A family home full of design and experimentation
A conversation with Dennie Ditzel, daughter of Nanna Ditzel and CEO of Nanna Ditzel Design Studio.
As the firstborn of Nanna Ditzel’s three daughters, Dennie grew up in a creative home where both her mother and father let inspiration flow and experimentation prevail. A home with big ideas and a new way of looking at life. From 1995–2005, Nanna and Dennie worked closely together at the studio, where Dennie is still responsible for carrying on the design legacy.
“ In 1966, my mother converted our living room into a stepped arrangement where you were literally forced to lie down instead of sitting up. One of my sisters loved the different style, while I questioned why it should stand out from the other homes I knew. I was probably a little boring – ‘bourgeois’ – my mother said. ”

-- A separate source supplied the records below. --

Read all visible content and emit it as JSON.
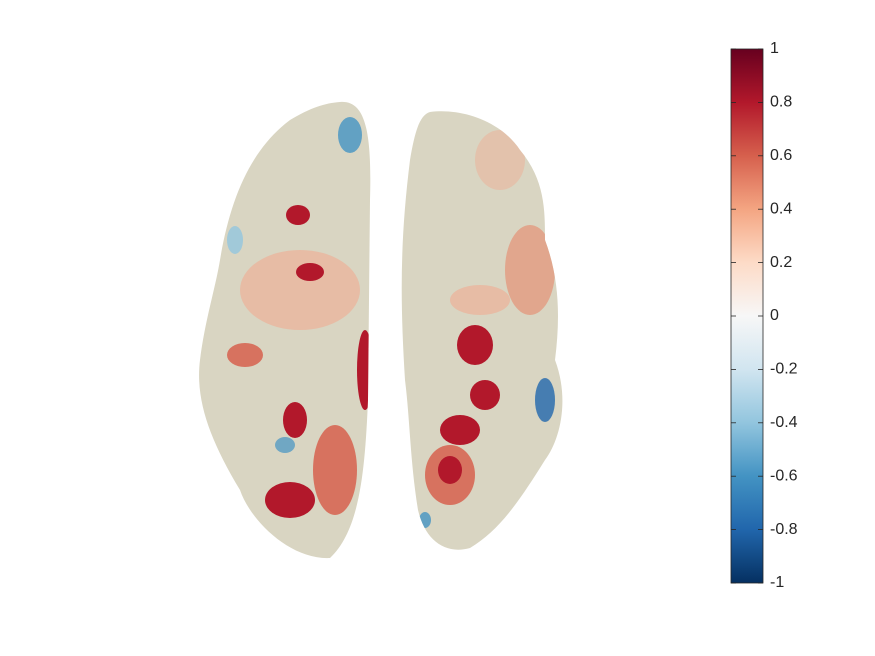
{
  "colorbar": {
    "lim": [
      -1,
      1
    ],
    "ticks": [
      -1,
      -0.8,
      -0.6,
      -0.4,
      -0.2,
      0,
      0.2,
      0.4,
      0.6,
      0.8,
      1
    ],
    "colors": [
      "#053061",
      "#2166ac",
      "#4393c3",
      "#92c5de",
      "#d1e5f0",
      "#f7f7f7",
      "#fddbc7",
      "#f4a582",
      "#d6604d",
      "#b2182b",
      "#67001f"
    ]
  }
}
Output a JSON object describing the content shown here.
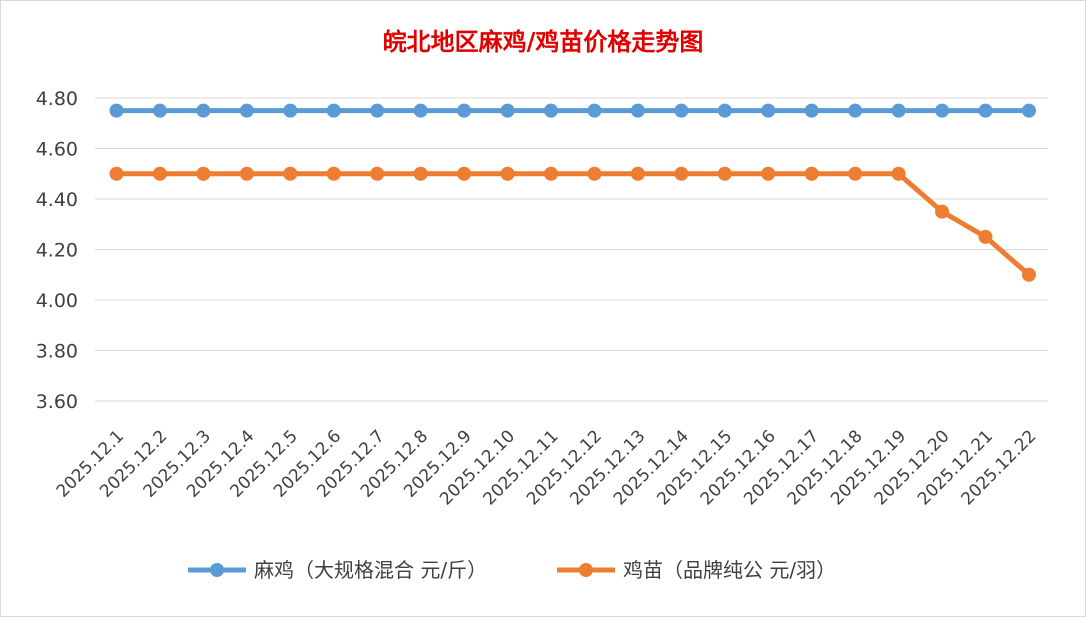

Dennie Ditzel, daugther of Nanna Ditzel and CEO of Nanna Ditzel Design Studio
FREDERICIA What was unique about Nanna Ditzel?
DENNIE Nanna was incredibly multi-faceted; her strength was that she did not allow herself to be limited. She was highly experimental with furniture, textiles, jewellery and crafts, using new materials and new approaches to developing things. My mother was good at reading up on things and dedicating her time to improving her skills. When she became interested in textiles as a young furniture designer, she borrowed books from the library to learn about colour theory and weaving techniques, and frequently visited weaving mills. Around the same time, she became interested in designing jewellery, so she immersed herself in that and spent many hours in goldsmiths’ workshops. She took an interest in everything – even what was not necessarily comme il faut to work with, such as jewellery, which – at a time when functionalism was in vogue – was considered unnecessary decoration without a function, which perhaps also piqued her interest – the somewhat forbidden can be a source of fascination.
Nanna was around when there weren’t many women in the field. Some may have graduated but chose to look after children and leave pursuing a career to their husbands. Fortunately, Nanna had very modern parents who allowed her to pursue her dream of becoming a furniture designer. My parents, who met while studying at the School of Arts and Crafts, quickly found a personal and professional community. Soon after graduating, they married and set up their own design studio. Being a couple with a common interest and a common goal was undoubtedly significant to Nanna as a woman in a world where a women’s place was still somewhat considered to be in the home.
Nanna Ditzel's living room, Bagsværd 1967. From left to right: Esben Thyrring, Vita Ditzel, and Lulu Ditzel (reclining)
F Where did the inspiration come from?
D My mother and I had many conversations about inspiration and where it came from; these conversations started when I was young, and I just started to question why her pieces looked the way they did. I realised that they didn’t look like Poul Kjærholm’s angular furniture and others that were typical of the time. Nanna’s pieces were so incredibly recognisable. She was particularly inspired by nature and architecture. The animals at the zoo. The conch shells and other sea shells on the beach. She kind of absorbed it all and compressed it, and used what she thought was beautiful. An aesthetic analysis. She told me she would probably have become a sculptor if she hadn’t become a furniture architec and designer.
F Ditzel was known for experimenting and challenging conventions. Was this something you experienced at home?
D Yes, we were subject to that. In 1966, my mother converted our living room into a stepped arrangement where you were literally forced to lie down instead of sitting up. One of my sisters loved the different style, while I questioned why it should stand out from the other homes I knew. I was probably a little boring – ‘bourgeois’ – my mother said. For me, both home and mother should look like everyone else’s, whereas my sisters thought it was cool to have a mother who was always very smartly dressed, and they liked to see their home portrayed in magazines and weeklies. That may be a bit oversimplified, but yes, we lived with the experimentation and the challenges.
F What helped secure Ditzel’s position in Danish design?
D I think it was very much the drive that Nanna had; she made things happen and was able to push them over the edge. She dared to do what she wanted to do and what she devised. She wanted to eliminate formality and dared to challenge convention.
F What is your favourite object created by Nanna Ditzel?
D That would be the Trisse table. It is both incredibly versatile and recognisable, and unique. It was initially designed as children’s furniture in 1962 when Nanna was asked to design some furniture for a kindergarten. Over the years, Nanna always had them in countless variations in her home, just as I have them in my home today. Besides the Trisse table, I like the Trinidad Chair immensely, with its slotted back and constantly varying patterns. It’s a signature piece in the room and very comfortable to sit on.